0 – Convicção na transformação
O processo de digitalização, de transformação para uma fábrica inteligente, é longo e requer investimento - em equipamentos, recursos humanos e formação. Portanto, a disponibilidade para tais investimentos é uma condição necessária para iniciar o processo, que tem que ser assumida pela gestão de topo. A dimensão e calendarização destes investimentos será sempre ajustada aos interesses da empresa e expressa na estratégia de modernização e no Roadmap Tecnológico.

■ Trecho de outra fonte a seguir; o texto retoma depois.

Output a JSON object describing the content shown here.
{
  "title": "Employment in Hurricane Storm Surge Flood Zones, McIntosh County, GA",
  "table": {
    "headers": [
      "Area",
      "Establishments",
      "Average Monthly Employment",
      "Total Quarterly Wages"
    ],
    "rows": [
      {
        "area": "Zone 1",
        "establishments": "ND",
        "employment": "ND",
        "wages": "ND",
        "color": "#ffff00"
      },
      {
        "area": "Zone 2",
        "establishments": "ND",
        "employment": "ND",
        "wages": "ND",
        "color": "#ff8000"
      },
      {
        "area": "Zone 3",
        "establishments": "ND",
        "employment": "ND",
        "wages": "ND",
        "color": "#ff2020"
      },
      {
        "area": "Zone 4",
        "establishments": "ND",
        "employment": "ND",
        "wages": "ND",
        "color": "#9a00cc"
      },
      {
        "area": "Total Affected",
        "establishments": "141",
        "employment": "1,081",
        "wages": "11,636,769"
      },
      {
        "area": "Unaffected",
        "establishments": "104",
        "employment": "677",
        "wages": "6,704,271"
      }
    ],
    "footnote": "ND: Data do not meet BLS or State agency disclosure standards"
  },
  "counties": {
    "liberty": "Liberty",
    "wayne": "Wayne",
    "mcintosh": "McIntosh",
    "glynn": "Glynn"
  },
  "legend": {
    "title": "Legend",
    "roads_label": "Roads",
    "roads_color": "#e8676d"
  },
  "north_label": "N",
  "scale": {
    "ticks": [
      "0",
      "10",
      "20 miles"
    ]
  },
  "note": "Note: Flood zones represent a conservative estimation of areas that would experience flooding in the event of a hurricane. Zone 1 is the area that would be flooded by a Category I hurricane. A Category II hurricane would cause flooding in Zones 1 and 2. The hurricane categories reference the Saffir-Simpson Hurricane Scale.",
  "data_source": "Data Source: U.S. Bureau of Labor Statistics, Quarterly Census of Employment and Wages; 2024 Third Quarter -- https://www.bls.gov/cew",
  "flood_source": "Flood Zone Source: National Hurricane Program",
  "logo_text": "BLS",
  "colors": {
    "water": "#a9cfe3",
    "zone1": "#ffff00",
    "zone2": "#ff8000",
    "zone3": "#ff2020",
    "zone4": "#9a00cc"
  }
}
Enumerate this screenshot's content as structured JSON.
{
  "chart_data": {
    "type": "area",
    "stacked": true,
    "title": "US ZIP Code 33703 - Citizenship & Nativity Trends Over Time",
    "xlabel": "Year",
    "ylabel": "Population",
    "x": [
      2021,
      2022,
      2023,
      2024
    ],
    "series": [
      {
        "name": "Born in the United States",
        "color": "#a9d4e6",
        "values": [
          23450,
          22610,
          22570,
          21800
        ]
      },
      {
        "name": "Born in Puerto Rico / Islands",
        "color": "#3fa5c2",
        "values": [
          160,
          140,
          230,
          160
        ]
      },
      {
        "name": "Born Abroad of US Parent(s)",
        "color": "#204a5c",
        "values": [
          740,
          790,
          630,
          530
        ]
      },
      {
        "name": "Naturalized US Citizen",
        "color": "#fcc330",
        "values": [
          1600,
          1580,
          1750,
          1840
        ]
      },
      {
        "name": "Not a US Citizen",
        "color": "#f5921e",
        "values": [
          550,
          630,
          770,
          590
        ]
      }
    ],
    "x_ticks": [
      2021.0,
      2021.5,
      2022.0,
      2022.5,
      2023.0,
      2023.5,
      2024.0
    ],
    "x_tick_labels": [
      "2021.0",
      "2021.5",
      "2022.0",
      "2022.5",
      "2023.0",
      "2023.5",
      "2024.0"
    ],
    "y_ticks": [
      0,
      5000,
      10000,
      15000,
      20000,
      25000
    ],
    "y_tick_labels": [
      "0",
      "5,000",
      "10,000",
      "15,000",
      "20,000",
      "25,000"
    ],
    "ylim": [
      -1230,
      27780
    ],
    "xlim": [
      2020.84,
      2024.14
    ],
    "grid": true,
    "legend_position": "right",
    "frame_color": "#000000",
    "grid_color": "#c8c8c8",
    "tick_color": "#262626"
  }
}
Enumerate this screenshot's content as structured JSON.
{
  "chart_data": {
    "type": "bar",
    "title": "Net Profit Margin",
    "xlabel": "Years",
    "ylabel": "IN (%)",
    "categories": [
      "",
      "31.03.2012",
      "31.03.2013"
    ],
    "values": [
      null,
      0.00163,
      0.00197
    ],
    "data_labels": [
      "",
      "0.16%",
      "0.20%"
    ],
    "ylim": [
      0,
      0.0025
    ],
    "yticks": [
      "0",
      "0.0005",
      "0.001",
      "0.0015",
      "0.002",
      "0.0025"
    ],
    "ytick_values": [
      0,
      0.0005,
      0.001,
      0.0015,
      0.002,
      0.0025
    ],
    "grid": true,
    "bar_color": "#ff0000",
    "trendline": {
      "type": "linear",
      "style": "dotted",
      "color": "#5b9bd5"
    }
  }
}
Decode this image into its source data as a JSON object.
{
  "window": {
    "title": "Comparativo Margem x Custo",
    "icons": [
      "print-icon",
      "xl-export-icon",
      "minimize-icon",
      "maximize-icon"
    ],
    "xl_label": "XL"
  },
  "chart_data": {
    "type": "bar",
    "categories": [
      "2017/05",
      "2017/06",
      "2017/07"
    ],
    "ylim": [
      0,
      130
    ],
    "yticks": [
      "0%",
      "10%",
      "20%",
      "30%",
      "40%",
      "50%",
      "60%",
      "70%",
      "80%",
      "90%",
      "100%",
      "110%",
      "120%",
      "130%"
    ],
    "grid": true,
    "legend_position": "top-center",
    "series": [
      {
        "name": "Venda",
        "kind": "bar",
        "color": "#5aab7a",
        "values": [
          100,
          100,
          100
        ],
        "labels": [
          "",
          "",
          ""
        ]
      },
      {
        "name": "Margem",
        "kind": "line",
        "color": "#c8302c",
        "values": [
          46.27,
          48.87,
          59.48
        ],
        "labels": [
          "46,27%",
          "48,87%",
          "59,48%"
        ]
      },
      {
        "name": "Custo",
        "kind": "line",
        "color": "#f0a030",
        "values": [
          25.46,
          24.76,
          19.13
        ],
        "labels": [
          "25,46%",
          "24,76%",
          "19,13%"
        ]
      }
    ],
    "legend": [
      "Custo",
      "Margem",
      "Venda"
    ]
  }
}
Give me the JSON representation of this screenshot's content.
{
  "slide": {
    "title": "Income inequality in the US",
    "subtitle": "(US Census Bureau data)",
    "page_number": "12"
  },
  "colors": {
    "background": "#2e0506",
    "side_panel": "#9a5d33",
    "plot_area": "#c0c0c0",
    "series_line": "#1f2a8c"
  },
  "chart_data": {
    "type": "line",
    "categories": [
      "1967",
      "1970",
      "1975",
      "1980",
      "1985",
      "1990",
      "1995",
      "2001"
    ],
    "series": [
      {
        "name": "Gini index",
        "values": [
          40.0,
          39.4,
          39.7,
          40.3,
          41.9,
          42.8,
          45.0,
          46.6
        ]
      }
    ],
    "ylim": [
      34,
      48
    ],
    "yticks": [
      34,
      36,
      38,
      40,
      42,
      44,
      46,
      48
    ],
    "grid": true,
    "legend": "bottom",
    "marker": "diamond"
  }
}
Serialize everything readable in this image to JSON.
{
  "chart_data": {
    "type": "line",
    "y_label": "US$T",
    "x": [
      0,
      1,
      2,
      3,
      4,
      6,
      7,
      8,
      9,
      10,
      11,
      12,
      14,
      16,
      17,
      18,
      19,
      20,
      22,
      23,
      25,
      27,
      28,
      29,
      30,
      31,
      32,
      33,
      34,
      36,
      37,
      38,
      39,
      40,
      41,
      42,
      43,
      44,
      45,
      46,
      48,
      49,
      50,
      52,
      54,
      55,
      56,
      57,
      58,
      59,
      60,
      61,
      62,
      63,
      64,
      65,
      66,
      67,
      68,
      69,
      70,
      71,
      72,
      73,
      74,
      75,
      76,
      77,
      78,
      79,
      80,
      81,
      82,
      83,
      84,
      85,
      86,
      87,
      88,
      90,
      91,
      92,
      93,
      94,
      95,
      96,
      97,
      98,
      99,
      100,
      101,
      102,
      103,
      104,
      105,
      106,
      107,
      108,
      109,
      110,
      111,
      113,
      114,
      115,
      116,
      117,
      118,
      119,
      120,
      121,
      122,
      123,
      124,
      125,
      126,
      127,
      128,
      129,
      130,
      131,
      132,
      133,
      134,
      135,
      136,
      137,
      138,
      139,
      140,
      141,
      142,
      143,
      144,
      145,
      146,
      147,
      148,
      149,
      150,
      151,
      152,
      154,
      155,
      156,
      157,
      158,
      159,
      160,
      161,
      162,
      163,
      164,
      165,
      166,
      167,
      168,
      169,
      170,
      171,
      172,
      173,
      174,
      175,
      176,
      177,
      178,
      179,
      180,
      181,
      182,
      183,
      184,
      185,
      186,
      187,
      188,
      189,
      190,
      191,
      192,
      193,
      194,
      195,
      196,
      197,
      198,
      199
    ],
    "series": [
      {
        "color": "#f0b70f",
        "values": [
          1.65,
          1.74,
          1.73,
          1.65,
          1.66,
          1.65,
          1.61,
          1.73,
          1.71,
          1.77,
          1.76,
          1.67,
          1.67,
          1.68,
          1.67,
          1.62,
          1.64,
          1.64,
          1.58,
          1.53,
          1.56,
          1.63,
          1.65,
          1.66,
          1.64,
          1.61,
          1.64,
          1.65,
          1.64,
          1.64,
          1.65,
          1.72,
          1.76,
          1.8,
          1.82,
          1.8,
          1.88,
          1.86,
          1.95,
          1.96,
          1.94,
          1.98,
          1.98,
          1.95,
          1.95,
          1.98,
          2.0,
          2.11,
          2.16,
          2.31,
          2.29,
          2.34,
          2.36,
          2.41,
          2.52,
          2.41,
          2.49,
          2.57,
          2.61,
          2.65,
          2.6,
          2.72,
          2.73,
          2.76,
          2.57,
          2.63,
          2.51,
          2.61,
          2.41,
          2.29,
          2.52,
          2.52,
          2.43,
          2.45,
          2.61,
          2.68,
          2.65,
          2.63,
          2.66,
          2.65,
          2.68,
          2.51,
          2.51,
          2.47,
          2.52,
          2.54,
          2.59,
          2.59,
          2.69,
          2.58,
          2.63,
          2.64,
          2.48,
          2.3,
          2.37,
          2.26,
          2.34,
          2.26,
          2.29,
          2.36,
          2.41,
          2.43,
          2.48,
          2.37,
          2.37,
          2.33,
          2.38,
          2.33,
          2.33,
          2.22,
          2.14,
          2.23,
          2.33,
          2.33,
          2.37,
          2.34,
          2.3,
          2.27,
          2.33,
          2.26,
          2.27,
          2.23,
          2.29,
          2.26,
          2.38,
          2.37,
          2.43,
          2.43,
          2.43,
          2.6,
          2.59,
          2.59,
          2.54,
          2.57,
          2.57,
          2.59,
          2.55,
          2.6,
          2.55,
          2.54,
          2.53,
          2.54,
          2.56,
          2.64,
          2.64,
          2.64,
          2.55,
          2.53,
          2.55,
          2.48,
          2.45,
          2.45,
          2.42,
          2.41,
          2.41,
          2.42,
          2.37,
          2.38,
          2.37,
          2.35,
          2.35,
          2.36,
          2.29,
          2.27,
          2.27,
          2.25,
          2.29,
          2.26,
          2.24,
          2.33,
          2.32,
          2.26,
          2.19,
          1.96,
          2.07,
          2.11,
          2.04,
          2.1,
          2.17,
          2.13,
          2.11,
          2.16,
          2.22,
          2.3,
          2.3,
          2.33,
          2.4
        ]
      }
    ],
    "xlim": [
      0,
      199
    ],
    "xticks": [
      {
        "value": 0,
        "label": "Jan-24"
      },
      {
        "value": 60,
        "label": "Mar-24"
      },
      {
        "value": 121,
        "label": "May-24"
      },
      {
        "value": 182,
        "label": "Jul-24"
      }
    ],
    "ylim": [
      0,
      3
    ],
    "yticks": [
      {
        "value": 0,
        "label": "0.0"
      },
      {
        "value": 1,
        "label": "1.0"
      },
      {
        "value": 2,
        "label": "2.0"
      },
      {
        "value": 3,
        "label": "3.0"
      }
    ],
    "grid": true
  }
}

1 – Índice de maturidade i4.0
Antes de avançar é necessário saber onde estamos. Portanto, é necessário avaliar o estado atual da empresa, nos pilares de recursos físicos, sistemas IT, cultura e estrutura organizacional. Esta informação irá indicar as forças e as fraquezas da empresa para a digitalização e, quais oportunidades que irão gerar os benefícios a curto-prazo.
2 – Roadmap Tecnológico
Tendo em consideração os interesses da empresa e os seus planos estratégicos, é estabelecido o Roadmap Tecnológico onde se define a arquitetura da futura fábrica inteligente, a cadência de implementação das tecnologias que a tornarão possível, e respetiva calendarização.
3 – Conectividade
O primeiro passo na implementação das tecnologias da Indústria 4.0 é a ligação dos equipamentos produtivos e dos postos de trabalho em rede. Sensores, atuadores, sistemas de identificação e etiquetagem, ecrãs táteis e outras interfaces homem-máquina, são alguns dos equipamentos que permitem gerar e recolher toda a informação pertinente sobre os processos de fabrico.
4 – Visibilidade
Nesta etapa, toda a informação recolhida é disponibilizada para visualização, permitindo ter uma visão detalhada de todos os processos, incluindo a rastreabilidade das peças produzidas, e visualização dos fluxos de energia, materiais, pessoas e informação.
5 – Transparência
O processamento de toda a informação recolhida permite ver para além do imediato, possibilita a definição de KPIs, identificação de padrões, geração de alertas, visualização de estatísticas de alto nível e, aferir o desempenho de cada processo e de toda a fábrica.
6 – Previsão
Com base na informação processada é possível gerar modelos de previsão, para prever o desempenho dos processos, o estado dos equipamentos, a antecipação de falhas, e promover a utilização de técnicas de manutenção proativa e preditiva. É também possível simular com precisão cenários de alteração das condições de produção e antever o impacto de eventos específicos.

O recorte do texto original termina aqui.